SIs, or secondary legislation, are regulations made under the terms of Acts of Parliament. They're supposed to allow ministers to tweak the operation of the law without having to push a full dress bill through. And the reason the tax credit cuts were attempted through an SI was that the original 2002 legislation that created the system specified that SIs should be used to alter the rates at which they were paid, and that they should go through both Commons and Lords. One worry about them is the trend towards skeleton bills that simply give the power for ministers to make sweeping regulations on big policy questions. These seldom get much scrutiny in the Commons, which normally waves them through. And in any event they are unamendable, at the moment peers can accept or reject them, and the only other option is to pass a "regret motion," which signals their displeasure but has no other impact. What they can't do is make changes which would remedy any defects they spot.

And that brings us to the nub of the complaint about making the tax credit cuts by SI: it's a huge policy change made through a one-off vote in each House. No amendments and not much debate. Skeleton bills are rarer than they used to be, but there are still a handful each year and that's one of the big reasons why more SIs are being rejected or, at least, regretted in the Lords.

Some voices in the Lords think that if the government wants to enact major financial decisions by SI, the Lords should accept that the elected House is in charge of the money. Others say that this trend is a way of avoiding troublesome scrutiny and should be resisted. And because so many SIs have financial implications, they fear that the end result of extending financial privilege could be a sharp cut in parliamentary scrutiny.

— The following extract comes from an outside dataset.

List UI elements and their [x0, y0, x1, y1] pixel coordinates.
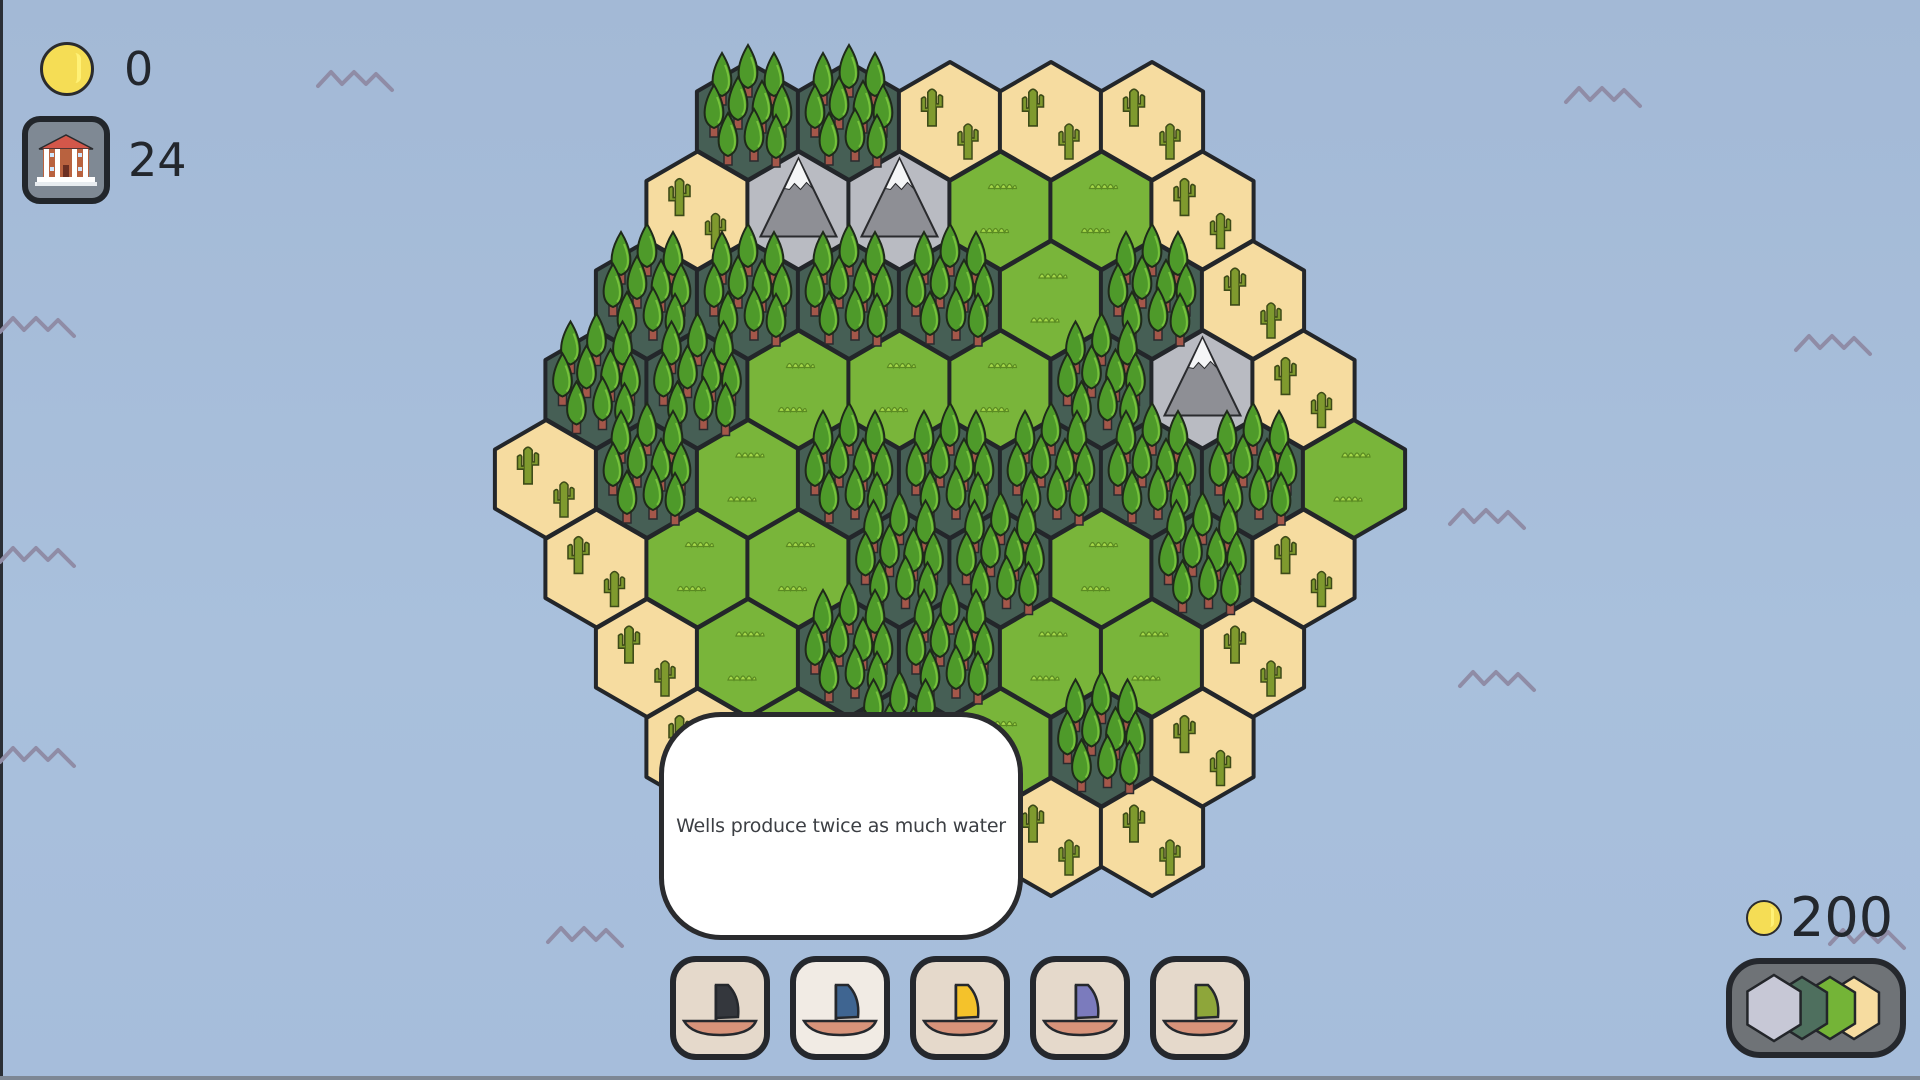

And what about the longer term? A working group of peers under the Conservative constitutional scholar, Lord Norton of Louth, is attempting to devise consensus proposals that both reduce the size of the House to something comparable to the Commons, a reduction by about a third and to bring the political membership a little more closely into line with the most recent election result (while keeping 20 per cent of the Lords as non-party Crossbenchers). In practice that means fewer Lib Dems, and maybe more UKIP peers depending on whether a formula is agreed which reflects election votes or Commons seats. (The SNP would be offered Lords seats, but their current policy is that they don't accept them).